Sophos News

Mar-a-Lago intruder had instant-malware-inflicting thumb drive

It turns out that Yujing Zhang, the Chinese woman arrested when she tried to enter President Donald Trump’s private Mar-a-Lago club in Palm Beach, Florida, on 30 March, had a number of suspicious devices in her hotel room – as in, tools good for inflicting malware and spying, and more than $8,000 in cash, all suggesting that she was here for espionage.

As it was, she was carrying four cellphones, a thumb drive containing malware, and other electronics when she breached security at President Trump’s private Florida club. In getting past multiple security checkpoints, she first told US Secret Service agents that she was bound for the hotel’s pool.

Then, supposedly confused by a language barrier that came and went as Zhang used and then apparently forgot competent, nuanced English, Mar-a-Lago staff thought she might be the daughter of a club member with the same last name – one that’s common in China. Next, Zhang told Secret Service agents that she was headed for some kind of United Nations Chinese American Association event that night… or, as she said in her next version, a “United Nations Friendship Event” between the US and China.

As the Miami Herald reports, during a bond hearing in a Florida federal court on Monday, federal prosecutor Rolando Garcia said that a search of Zhang’s room yielded still more gadgetry: a “signal-detector” device used to reveal hidden cameras, USD $7,500 in $100 bills, $663 in Chinese currency, nine USB drives, five SIM cards and other electronics.

…and no swimsuit.

CNN quoted Garcia during the hearing, which was held to determine whether Zhang would be released on bail:

She lies to everyone she encounters.

Zhang was charged with two counts: making false statements to federal authorities and a misdemeanor offense of entering a restricted area without authorization. She hasn’t been charged with offenses that could be associated with international spying, but an FBI counterintelligence squad is investigating the incident as part of a broader investigation into Chinese espionage, and prosecutors are treating Zhang’s case as a national security matter, sources told the Miami Herald.

Malware-containing thumb drive

At Monday’s hearing, Secret Service agent Samuel Ivanovich – who interviewed Zhang on the day of her arrest – testified that when a Secret Service agent plugged Zhang’s USB drive into his personal computer, it immediately began to run a program. From the Miami Herald:

[Ivanovich] stated that when another agent put Zhang’s thumb-drive into his computer, it immediately began to install files, a “very out-of-the-ordinary” event that he had never seen happen before during this kind of analysis. The agent had to immediately stop the analysis to halt any further corruption of his computer, Ivanovich said.

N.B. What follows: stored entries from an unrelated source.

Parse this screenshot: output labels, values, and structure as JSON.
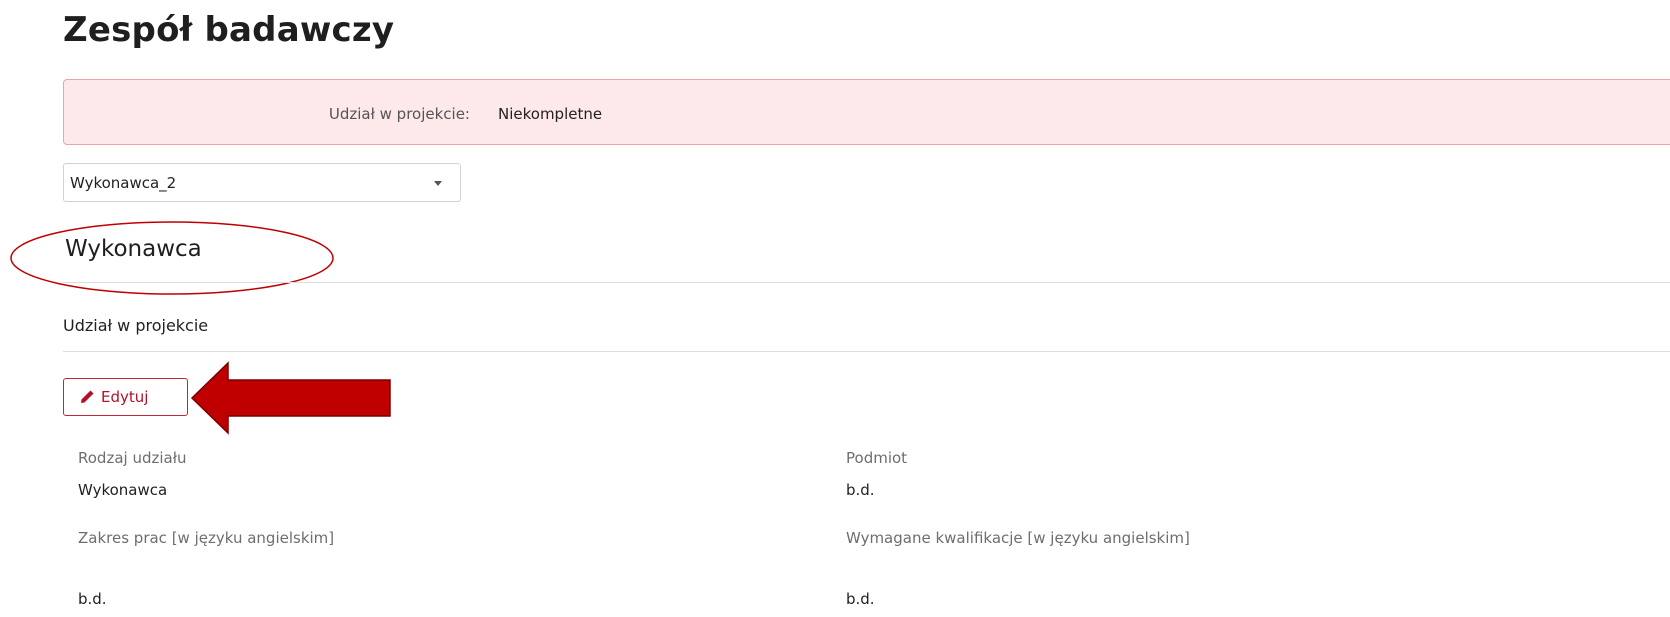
{
  "page": {
    "title": "Zespół badawczy"
  },
  "status": {
    "label": "Udział w projekcie:",
    "value": "Niekompletne"
  },
  "selector": {
    "value": "Wykonawca_2",
    "icon": "caret-down-icon"
  },
  "section": {
    "title": "Wykonawca",
    "subtitle": "Udział w projekcie"
  },
  "actions": {
    "edit_label": "Edytuj",
    "edit_icon": "pencil-icon"
  },
  "fields": [
    {
      "label": "Rodzaj udziału",
      "value": "Wykonawca"
    },
    {
      "label": "Podmiot",
      "value": "b.d."
    },
    {
      "label": "Zakres prac [w języku angielskim]",
      "value": "b.d."
    },
    {
      "label": "Wymagane kwalifikacje [w języku angielskim]",
      "value": "b.d."
    }
  ],
  "colors": {
    "banner_bg": "#fde8ea",
    "banner_border": "#e8a4aa",
    "accent": "#b11226",
    "annotation_red": "#c00000"
  }
}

Ivanovich said in an affidavit that a preliminary forensic examination of the thumb drive has determined that it contained malware.

Zhang’s federal public defender, Robert Adler, denied that his client had any devices that could be used for spying.

Why would anybody plug that drive in outside of a forensics lab?

According to Ivanovich’s court testimony, an agent plugged an unknown, potentially malware-carrying device into a computer that presumably was used for official Secret Service work, instead of into a system rigged up for computer forensics – hence, what sounds like a hasty pull-out of that drive when it started running a program.

The apparent lack of security hygiene used by the Secret Service is concerning. Jake Williams, a former hacker for the National Security Agency (NSA) who’s now a cofounder of Rendition Infosec:

If the drive had been plugged into an air-gapped system, the agent wouldn’t have had any reason to pull it out to “halt any further corruption of his computer,” Williams points out. He compared it to the USB drive that carried the Stuxnet malware. Both Stuxnet and Conficker could execute malicious code even with AutoRun and AutoPlay disabled, without user interaction.

Ivanovich testified on Monday that the analysis of the thumb drive is “ongoing but still inconclusive.”

According to the Washington Post, a law enforcement official said the computer wasn’t part of a government data network, and no sensitive information was put at risk.